Protests erupt in Assam as first CAA beneficiary granted citizenship

Students’ organisations and Opposition parties said citizenship to a Bangladesh-born man was a violation of the Assam Accord of 1971

Published - August 16, 2024 05:57 am IST - GUWAHATI

Image for representation purposes only. File

Image for representation purposes only. File | Photo Credit: ANI

GUWAHATI

At least 400 people, mostly from Afghanistan and Pakistan, were granted Indian citizenship under the Citizenship (Amendment) Act (CAA) of 2019 before Bangladesh-born Dulon Das.

Unlike the case of the others elsewhere in the country, his status as the first to become a beneficiary of the CAA in the northeast has triggered protests in Assam since the Centre confirmed his citizenship at 3.41 p.m. on August 13.

Several political parties and students’ organisations have slammed the ruling Bharatiya Janata Party (BJP) and its allies at the Centre and in Assam for going against the spirit of the Assam Accord of 1985 to legitimise foreigners who entered the country illegally as Indians.

The CAA offers fast-track Indian citizenship to persecuted non-Muslims who entered the country from Afghanistan, Bangladesh, and Pakistan before December 31, 2014. In Assam, the law contradicts the 1985 accord, which allows citizenship to foreigners who have lived in the State before March 25, 1971.

The midnight of March 27, 1971, was the cut-off date for updating the National Register of Citizens (NRC) in Assam.
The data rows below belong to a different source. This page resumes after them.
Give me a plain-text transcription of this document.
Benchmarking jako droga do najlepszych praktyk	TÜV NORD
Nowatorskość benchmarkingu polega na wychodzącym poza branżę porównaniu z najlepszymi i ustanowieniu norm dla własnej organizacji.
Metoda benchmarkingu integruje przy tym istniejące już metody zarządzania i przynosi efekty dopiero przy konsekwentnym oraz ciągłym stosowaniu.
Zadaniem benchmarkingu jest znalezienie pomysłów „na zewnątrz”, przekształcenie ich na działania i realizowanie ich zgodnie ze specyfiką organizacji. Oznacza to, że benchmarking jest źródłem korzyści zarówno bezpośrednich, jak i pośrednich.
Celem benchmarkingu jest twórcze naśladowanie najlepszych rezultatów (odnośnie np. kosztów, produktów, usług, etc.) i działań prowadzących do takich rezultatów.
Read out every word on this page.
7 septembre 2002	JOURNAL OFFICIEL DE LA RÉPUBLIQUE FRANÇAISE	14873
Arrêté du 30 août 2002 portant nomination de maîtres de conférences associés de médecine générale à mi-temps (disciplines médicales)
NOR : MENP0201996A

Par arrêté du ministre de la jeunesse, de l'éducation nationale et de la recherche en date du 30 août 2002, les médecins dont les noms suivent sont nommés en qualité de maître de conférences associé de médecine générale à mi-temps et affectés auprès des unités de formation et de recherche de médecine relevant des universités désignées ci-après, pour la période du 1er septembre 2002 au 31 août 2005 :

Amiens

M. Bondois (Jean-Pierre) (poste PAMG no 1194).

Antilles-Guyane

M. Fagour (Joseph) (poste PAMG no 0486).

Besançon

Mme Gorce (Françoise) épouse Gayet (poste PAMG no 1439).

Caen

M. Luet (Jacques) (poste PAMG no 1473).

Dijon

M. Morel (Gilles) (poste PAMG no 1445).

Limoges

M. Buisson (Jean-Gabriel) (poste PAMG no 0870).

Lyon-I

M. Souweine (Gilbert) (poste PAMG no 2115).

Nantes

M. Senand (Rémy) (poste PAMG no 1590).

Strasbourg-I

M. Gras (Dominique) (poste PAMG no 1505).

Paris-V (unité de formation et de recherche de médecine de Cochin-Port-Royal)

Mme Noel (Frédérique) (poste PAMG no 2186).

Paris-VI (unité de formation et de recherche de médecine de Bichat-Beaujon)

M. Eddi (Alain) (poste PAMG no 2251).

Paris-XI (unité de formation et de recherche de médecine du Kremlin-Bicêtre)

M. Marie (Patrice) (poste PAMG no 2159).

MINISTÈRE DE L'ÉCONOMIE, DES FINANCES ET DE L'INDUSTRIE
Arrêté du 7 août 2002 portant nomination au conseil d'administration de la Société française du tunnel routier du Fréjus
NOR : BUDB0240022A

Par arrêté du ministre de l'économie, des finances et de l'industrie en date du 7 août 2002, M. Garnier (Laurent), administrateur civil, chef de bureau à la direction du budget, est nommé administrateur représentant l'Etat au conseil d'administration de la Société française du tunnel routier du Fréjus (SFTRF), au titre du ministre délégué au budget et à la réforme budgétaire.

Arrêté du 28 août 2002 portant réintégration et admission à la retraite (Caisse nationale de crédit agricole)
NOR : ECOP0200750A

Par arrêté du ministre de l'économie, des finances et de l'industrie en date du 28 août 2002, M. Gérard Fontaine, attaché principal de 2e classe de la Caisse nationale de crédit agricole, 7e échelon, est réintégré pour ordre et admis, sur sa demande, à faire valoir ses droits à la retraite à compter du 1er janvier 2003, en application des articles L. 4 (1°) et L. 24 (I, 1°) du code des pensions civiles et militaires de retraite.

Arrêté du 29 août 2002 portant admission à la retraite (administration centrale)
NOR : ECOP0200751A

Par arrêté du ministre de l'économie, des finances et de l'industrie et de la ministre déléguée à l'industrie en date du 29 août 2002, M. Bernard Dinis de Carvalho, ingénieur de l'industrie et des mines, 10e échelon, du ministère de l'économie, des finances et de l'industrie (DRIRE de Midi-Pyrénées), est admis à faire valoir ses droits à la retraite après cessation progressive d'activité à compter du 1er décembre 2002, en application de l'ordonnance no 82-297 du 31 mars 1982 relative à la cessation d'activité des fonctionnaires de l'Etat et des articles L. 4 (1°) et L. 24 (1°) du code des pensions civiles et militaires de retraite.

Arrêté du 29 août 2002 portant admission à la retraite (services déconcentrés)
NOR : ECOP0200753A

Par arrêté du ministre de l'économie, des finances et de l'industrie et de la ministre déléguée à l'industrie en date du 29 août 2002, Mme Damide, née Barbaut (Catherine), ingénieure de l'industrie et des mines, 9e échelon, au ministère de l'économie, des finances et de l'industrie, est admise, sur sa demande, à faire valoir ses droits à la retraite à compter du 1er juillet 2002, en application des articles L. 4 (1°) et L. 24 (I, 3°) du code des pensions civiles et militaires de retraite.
The complete draft of this register, published in August 2019, excluded 19.06 lakh people out of 3.3 crore applicants for failing to provide proper documents to establish their citizenship.

“Settling Hindu immigrants is in line with the BJP’s communal agenda for votes, even if it means going against an accord the people of Assam are sentimental about. Our party wants the Assam Accord to be implemented in letter and spirit so that all post-1971 foreigners are detected and deported,” senior Congress leader and MLA Debabrata Saikia said.

“The citizenship to a man from Bangladesh is an insult to the indigenous people, specifically the 855 people who sacrificed their lives during the six-year Assam Agitation that led to the Assam Accord. It is all the more painful because the citizenship was granted ahead of India’s 78th Independence Day and the 39th anniversary of the accord,” Lurinjyoti Gogoi, the president of Assam Jatiya Parishad, a Congress ally, said.

After the rules of the CAA were notified in March, Assam Chief Minister Himanta Biswa Sarma said the number of people to take the CAA route to citizenship in the State would be negligible. He also ridiculed Opposition parties and pressure groups for claiming the CAA would open the floodgates for at least 2 crore Bangladeshi nationals.

“This is not about how many people will become Indians through the CAA. This is about the concerns of the indigenous people already burdened with those who came in droves between 1947 and March 1971. Prime Minister Narendra Modi and other BJP leaders have betrayed the Assamese people,” All Assam Students’ Union (AASU) president Utpal Sarma said.

The AASU and the Assam Jatiyatabadi Yuba Chhatra Parishad had spearheaded the anti-foreigner Assam Agitation of 1979-1985.

The 50-year-old Dulon Das, who entered India illegally in 1988 from Bangladesh’s Sylhet district, has been living in Silchar, the nerve centre of the Bengali-dominated Barak Valley in southern Assam. Among the documents he submitted with his CAA application in April was a land deed in the name of his father, who purchased a plot of land in Sylhet’s Borogram village in 1986.

Silchar-based lawyer Dharmananda Deb said Mr. Das did not apply for the NRC but neither had he any case pending against him at any Foreigners’ Tribunal nor was he marked a doubtful voter. He was registered as a voter in 2007 and received his voter identity card in 2013.

A driver by profession, Mr. Das also acquired PAN and Aadhaar cards and purchased a plot of land in Silchar. He married an Indian woman and the couple has two sons.

His brother and sister, who followed him to India, are applying for citizenship under CAA too, Mr. Deb said.